Jeff, I’m not sure you understood Dave’s suggestion. The problem is not the openfiledialog statement, it’s the openfile statement. You should replace that with the opentextfile statement.
if file = "" stop endif
OpenTextFile "+"+folderpath(folder) + file
You mentioned that the user “downloaded a .csv file”, but did they give the downloaded file a name that ends with .csv? I’m guessing they didn’t, and that’s why openfile could not recognize what sort of file it was. The openfile statement tries to figure out what kind of file it is based on the extension, if there is no extension, or an extension it doesn’t know about, it won’t work. (It can also try to figure out the type of file from the type/creator code, but web browsers don’t support that old MacOS technology.)
The opentextfile statement does not try to figure out what kind of file it is. It simply assumes that any file you pass to it is a text file.

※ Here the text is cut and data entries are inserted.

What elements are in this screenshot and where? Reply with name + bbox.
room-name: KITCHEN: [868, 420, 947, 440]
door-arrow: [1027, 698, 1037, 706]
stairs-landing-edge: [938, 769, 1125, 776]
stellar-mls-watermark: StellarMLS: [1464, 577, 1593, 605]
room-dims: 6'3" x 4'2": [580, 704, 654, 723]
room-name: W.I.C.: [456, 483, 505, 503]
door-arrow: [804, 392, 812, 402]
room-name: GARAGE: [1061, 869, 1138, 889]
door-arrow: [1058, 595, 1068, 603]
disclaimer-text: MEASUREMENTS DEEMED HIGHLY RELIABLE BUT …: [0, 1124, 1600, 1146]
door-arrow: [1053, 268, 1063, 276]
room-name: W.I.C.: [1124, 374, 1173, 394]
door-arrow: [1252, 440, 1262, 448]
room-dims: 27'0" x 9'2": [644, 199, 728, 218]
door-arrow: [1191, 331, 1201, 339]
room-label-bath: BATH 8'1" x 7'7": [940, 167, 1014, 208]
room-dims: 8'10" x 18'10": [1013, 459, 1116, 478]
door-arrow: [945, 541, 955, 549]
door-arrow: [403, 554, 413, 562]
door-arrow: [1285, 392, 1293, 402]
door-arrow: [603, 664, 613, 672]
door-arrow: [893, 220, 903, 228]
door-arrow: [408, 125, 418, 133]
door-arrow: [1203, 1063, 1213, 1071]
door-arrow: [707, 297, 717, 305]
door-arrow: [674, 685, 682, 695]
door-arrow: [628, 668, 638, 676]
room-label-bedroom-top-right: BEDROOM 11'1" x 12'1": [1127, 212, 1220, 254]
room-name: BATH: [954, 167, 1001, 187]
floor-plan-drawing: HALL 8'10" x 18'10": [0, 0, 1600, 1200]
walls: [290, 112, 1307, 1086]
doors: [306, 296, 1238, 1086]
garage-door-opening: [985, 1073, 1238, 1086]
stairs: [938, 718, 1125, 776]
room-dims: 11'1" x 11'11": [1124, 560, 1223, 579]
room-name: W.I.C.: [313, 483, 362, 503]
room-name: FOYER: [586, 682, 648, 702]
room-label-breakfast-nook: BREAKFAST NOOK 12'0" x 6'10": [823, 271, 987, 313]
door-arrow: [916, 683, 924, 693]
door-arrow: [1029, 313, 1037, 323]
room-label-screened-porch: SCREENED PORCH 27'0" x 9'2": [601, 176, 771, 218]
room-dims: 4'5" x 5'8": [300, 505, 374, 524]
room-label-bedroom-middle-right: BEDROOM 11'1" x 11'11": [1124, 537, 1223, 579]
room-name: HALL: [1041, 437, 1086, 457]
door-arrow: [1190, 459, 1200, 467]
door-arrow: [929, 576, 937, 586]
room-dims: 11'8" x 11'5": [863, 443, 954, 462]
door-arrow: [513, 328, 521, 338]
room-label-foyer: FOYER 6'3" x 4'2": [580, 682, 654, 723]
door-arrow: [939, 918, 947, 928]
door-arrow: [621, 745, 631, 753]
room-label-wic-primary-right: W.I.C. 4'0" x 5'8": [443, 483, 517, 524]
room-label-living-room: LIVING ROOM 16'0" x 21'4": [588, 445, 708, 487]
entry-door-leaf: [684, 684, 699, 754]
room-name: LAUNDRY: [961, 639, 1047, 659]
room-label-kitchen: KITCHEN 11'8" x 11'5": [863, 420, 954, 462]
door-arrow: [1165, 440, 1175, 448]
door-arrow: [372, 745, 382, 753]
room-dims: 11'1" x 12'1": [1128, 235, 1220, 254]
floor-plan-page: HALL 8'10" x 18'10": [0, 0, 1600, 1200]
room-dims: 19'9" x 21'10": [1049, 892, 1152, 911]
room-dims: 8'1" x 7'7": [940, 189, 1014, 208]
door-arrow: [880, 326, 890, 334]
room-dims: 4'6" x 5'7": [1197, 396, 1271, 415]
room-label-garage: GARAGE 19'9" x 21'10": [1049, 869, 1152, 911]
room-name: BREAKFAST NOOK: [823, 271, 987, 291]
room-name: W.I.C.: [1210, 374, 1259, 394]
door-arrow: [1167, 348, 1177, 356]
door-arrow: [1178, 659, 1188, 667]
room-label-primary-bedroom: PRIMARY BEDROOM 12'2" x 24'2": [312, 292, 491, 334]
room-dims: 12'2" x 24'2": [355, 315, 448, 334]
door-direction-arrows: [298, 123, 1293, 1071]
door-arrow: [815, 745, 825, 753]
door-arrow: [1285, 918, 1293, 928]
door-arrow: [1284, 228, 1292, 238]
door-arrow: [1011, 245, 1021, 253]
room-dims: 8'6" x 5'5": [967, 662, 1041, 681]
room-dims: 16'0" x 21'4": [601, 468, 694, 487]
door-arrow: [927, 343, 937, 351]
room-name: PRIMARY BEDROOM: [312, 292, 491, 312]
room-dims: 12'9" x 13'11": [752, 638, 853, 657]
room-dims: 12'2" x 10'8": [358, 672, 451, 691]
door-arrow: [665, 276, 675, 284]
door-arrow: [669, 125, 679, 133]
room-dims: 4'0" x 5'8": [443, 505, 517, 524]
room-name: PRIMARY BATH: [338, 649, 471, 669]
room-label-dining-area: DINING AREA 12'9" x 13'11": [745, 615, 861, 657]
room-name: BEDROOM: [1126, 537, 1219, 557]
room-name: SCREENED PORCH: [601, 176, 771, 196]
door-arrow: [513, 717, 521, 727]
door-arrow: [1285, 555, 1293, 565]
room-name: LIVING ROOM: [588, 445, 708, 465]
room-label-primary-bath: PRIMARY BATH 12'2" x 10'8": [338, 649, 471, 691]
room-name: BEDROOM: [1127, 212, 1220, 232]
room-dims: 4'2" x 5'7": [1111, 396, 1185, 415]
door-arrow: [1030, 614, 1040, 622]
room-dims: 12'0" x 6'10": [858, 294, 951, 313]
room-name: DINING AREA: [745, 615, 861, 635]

Because of this ambiguity, I stopped using openfile a long time ago. If I want to open a database, I use opendatabase. If I want to open a text file, I use opentextfile. This wasn’t a problem back in the Mac OS 9 and earlier days, back when all files had type/creator codes. But OS X deprecated type/creator codes, so few apps use them any more. Instead we all really need to put extensions on every single file will create, otherwise programs won’t be able to figure out what’s in them. It’s really a move backwards by Apple, but it is in line with what DOS and UNIX do, so it does make it easier to move files from platform to platform.
A really unfortunate choice Apple made is to hide the file extension of files in the Finder by default. Whenever I first set up a new computer, one of the first things I do is change this preference so that file extensions are shown. Otherwise it’s a constant source of confusion. Unfortunately, few users follow this practice.